De l’ « homme qui triche » à l’artiste
sacrifié : scénarios éditoriaux dans le roman québécois contemporain (2000-2008)

Caroline PAQUETTE

Modeste intermédiaire ou personnalité publique, défenseur de la culture ou marchand de livres: la figure de l’éditeur se décline en de multiples facettes, révélant par là une ambiguïté qui prend racines dès son émergence sur la scène littéraire moderne, au XIXe siècle. Si le rôle de cet acteur du monde du livre est toujours empreint d’une profonde ambivalence, son existence même se voit aujourd’hui remise en question – on évoque littéralement la « mort » de l’éditeur – en raison des changements qui s’opèrent dans le milieu éditorial. Parallèlement, les représentations de l’éditeur se multiplient dans les œuvres fictionnelles à partir des années 2000. Ce sont ces mises en fiction, dans le roman québécois contemporain précisément, qui constituent le sujet de la présente recherche.

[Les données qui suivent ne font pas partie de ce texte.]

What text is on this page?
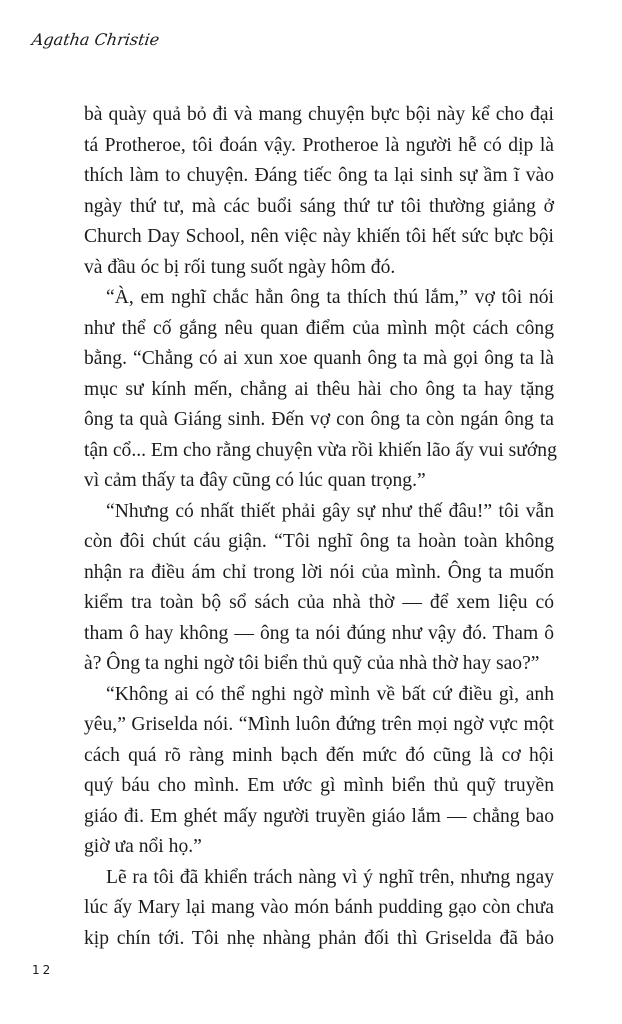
Agatha Christie
bà quày quả bỏ đi và mang chuyện bực bội này kể cho đại
tá Protheroe, tôi đoán vậy. Protheroe là người hễ có dịp là
thích làm to chuyện. Đáng tiếc ông ta lại sinh sự ầm ĩ vào
ngày thứ tư, mà các buổi sáng thứ tư tôi thường giảng ở
Church Day School, nên việc này khiến tôi hết sức bực bội
và đầu óc bị rối tung suốt ngày hôm đó.
“À, em nghĩ chắc hẳn ông ta thích thú lắm,” vợ tôi nói
như thể cố gắng nêu quan điểm của mình một cách công
bằng. “Chẳng có ai xun xoe quanh ông ta mà gọi ông ta là
mục sư kính mến, chẳng ai thêu hài cho ông ta hay tặng
ông ta quà Giáng sinh. Đến vợ con ông ta còn ngán ông ta
tận cổ... Em cho rằng chuyện vừa rồi khiến lão ấy vui sướng
vì cảm thấy ta đây cũng có lúc quan trọng.”
“Nhưng có nhất thiết phải gây sự như thế đâu!” tôi vẫn
còn đôi chút cáu giận. “Tôi nghĩ ông ta hoàn toàn không
nhận ra điều ám chỉ trong lời nói của mình. Ông ta muốn
kiểm tra toàn bộ sổ sách của nhà thờ — để xem liệu có
tham ô hay không — ông ta nói đúng như vậy đó. Tham ô
à? Ông ta nghi ngờ tôi biển thủ quỹ của nhà thờ hay sao?”
“Không ai có thể nghi ngờ mình về bất cứ điều gì, anh
yêu,” Griselda nói. “Mình luôn đứng trên mọi ngờ vực một
cách quá rõ ràng minh bạch đến mức đó cũng là cơ hội
quý báu cho mình. Em ước gì mình biển thủ quỹ truyền
giáo đi. Em ghét mấy người truyền giáo lắm — chẳng bao
giờ ưa nổi họ.”
Lẽ ra tôi đã khiển trách nàng vì ý nghĩ trên, nhưng ngay
lúc ấy Mary lại mang vào món bánh pudding gạo còn chưa
kịp chín tới. Tôi nhẹ nhàng phản đối thì Griselda đã bảo
12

Les représentations fictionnelles du personnel littéraire constituent un champ d’étude de plus en plus exploré.
Au-delà de la figure de l’écrivain, analysée entre autres par André Belleau et Roseline Tremblay, celle de son alter ego, l’éditeur, a été peu étudiée à ce jour. Ce mémoire a pour principal objectif de déterminer les scénarios éditoriaux dominants dans un corpus romanesque allant de 2000 à 2008. Nous y examinons notamment la relation qu’entretient l’éditeur avec l’auteur, de même qu’avec les autres agents de l’univers littéraire. Si notre analyse se concentre sur les figurations romanesques, nous nous permettons à l’occasion de réfléchir à l’autorité que s’octroie l’auteur réel dans le choix de ses représentations.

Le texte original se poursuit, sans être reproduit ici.